Crescat Capital is also beating rivals, with its main global macro fund rising 4.8 percent in August after betting against the Chinese yuan since last year. The fund has gained 11 percent this year through last month, according to Crescat’s website. The main fund at Andrew Law’s $8.8 billion Caxton Associates increased 3.1 percent in August and earned 8.2 percent in 2015, according to a person with knowledge of its returns.
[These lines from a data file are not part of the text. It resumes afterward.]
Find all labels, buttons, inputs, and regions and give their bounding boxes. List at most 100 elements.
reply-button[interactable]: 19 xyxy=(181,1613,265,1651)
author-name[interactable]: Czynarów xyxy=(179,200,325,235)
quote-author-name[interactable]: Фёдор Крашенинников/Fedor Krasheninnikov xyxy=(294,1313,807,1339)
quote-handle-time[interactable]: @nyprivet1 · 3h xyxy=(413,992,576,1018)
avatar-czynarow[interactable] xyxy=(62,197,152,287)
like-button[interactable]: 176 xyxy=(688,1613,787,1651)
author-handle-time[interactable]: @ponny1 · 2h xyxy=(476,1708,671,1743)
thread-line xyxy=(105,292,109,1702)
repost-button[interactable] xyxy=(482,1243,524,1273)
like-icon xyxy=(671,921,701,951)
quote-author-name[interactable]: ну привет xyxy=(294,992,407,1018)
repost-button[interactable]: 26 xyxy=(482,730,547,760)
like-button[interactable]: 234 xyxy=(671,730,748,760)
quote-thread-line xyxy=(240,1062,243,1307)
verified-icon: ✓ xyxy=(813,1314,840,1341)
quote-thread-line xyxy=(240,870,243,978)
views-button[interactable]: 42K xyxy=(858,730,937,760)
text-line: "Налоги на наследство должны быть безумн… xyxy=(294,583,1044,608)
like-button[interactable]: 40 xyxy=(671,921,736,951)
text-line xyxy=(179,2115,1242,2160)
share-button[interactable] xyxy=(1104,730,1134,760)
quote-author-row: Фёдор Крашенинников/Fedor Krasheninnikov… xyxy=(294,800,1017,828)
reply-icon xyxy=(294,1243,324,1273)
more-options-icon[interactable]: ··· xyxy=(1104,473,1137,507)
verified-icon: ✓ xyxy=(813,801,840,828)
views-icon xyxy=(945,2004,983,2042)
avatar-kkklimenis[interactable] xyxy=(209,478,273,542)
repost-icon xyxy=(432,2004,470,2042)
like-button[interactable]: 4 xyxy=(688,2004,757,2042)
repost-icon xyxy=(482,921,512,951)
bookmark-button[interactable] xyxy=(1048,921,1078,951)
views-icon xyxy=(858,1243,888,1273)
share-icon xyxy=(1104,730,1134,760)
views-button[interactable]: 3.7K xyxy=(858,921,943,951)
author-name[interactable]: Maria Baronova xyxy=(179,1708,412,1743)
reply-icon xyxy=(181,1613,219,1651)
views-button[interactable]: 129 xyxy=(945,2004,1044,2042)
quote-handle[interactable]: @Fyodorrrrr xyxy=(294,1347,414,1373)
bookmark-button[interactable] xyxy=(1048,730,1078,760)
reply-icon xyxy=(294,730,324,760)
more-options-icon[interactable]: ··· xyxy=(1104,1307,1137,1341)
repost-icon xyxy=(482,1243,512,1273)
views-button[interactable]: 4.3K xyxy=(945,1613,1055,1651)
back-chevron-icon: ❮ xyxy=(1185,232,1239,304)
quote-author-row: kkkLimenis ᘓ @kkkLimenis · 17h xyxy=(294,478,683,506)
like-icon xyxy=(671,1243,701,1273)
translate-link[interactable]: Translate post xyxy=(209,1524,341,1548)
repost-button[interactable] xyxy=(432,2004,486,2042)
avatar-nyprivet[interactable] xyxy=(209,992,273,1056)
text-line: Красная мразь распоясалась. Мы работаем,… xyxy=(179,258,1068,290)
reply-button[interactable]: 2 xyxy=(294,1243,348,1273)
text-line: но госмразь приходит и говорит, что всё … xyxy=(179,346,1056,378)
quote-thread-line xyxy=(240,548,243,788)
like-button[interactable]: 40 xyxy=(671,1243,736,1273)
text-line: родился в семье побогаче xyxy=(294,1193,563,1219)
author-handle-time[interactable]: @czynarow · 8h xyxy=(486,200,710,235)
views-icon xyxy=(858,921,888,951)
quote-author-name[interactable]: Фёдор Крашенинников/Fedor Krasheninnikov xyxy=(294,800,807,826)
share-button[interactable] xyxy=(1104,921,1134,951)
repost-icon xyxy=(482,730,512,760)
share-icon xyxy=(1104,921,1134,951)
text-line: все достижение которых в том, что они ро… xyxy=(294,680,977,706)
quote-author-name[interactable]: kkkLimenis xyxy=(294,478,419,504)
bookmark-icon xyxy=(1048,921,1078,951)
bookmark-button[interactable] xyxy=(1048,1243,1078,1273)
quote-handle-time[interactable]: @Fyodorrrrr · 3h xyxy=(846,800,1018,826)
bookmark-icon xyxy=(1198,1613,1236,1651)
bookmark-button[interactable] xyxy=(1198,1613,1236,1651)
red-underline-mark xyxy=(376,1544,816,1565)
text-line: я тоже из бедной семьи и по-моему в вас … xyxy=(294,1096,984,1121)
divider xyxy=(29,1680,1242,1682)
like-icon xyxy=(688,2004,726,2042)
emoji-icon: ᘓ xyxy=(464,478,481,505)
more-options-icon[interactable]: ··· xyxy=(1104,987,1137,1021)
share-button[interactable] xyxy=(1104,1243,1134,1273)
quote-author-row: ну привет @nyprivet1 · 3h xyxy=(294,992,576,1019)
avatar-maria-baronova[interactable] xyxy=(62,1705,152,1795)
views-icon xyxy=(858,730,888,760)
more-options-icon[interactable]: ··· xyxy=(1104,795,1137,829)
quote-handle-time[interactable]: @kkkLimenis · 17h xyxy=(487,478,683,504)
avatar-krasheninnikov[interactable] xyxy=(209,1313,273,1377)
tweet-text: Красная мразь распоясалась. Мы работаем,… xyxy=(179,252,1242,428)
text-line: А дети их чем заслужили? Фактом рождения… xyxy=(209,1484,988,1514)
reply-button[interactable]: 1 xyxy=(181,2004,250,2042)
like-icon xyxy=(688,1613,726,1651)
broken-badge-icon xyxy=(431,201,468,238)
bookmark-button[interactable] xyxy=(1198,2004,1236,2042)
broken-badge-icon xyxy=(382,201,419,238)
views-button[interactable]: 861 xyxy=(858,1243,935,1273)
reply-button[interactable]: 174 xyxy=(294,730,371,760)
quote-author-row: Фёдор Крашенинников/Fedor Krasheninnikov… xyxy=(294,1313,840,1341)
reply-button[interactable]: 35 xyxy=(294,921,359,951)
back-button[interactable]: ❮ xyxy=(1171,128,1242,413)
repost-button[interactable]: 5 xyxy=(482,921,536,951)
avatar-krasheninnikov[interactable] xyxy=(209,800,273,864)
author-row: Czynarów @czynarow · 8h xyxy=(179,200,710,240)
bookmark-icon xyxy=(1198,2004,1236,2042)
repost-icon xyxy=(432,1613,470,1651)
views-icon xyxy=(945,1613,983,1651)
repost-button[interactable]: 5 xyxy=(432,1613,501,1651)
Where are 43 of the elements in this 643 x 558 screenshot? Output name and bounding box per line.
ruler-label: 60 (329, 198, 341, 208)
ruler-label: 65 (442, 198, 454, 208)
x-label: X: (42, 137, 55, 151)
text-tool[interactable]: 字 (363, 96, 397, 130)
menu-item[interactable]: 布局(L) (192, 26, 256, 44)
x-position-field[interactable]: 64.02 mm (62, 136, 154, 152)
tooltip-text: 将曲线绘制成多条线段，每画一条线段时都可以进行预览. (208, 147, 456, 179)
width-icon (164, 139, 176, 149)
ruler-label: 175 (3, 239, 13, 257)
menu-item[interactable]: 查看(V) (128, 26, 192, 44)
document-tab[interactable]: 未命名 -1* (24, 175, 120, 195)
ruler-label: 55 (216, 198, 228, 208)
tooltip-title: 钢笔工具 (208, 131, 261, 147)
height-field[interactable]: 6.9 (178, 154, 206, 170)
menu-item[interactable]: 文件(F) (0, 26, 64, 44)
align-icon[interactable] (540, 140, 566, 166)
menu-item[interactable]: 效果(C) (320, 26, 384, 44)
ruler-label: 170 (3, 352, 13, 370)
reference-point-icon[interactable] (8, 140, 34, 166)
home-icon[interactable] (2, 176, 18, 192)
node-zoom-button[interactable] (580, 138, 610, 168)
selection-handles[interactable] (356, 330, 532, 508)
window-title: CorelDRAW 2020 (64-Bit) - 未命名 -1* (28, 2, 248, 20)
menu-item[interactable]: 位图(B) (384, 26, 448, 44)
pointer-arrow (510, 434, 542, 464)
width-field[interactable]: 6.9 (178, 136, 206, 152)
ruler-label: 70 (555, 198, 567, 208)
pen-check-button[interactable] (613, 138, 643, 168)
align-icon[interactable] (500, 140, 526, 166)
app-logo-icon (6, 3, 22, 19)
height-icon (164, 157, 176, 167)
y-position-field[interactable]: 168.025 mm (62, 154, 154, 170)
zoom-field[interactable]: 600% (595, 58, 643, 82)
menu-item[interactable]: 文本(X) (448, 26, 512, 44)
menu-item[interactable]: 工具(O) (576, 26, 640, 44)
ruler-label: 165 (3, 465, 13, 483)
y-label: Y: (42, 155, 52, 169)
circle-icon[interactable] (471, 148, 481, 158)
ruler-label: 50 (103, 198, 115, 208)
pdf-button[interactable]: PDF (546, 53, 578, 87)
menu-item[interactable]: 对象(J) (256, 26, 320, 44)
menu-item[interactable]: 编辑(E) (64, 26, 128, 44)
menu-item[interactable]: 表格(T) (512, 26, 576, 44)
The firm declined to comment on the performance.
North Asset Management, the $1.1 billion London-based global macro firm, took a bearish position on China around the middle of last year and gained 8.1 percent in 2015 through August, chief investment officer George Papamarkakis said Monday.
"We’ve been negative on the Chinese economy and we’ve been thinking that they’re going to have to cut rates aggressively," Papamarkakis said, adding that the next bout of volatility may be months away.
Bakhramov sees tumult in emerging markets continuing for years as distortions caused by uninterrupted waves of investment are corrected.
"The Asian crisis started in 1997. The volatility ended in 2002," said Bakhramov, who received his Ph.D. in economic theory in St. Petersburg, Russia, and is based in New York. "There are a lot of historical analogies in terms of timing. I think this round started 12 months ago so we’re in the early stages."
Next to fall could be high yield credit and some emerging-market debt, the manager said. But he’s more cautious now after three years of losses, and he reduced some of his exposures after profits in August.
"Clearly we were way too early," he said, blaming central bank easing globally for delaying an inevitable collapse in China. "We’re being much more careful this time."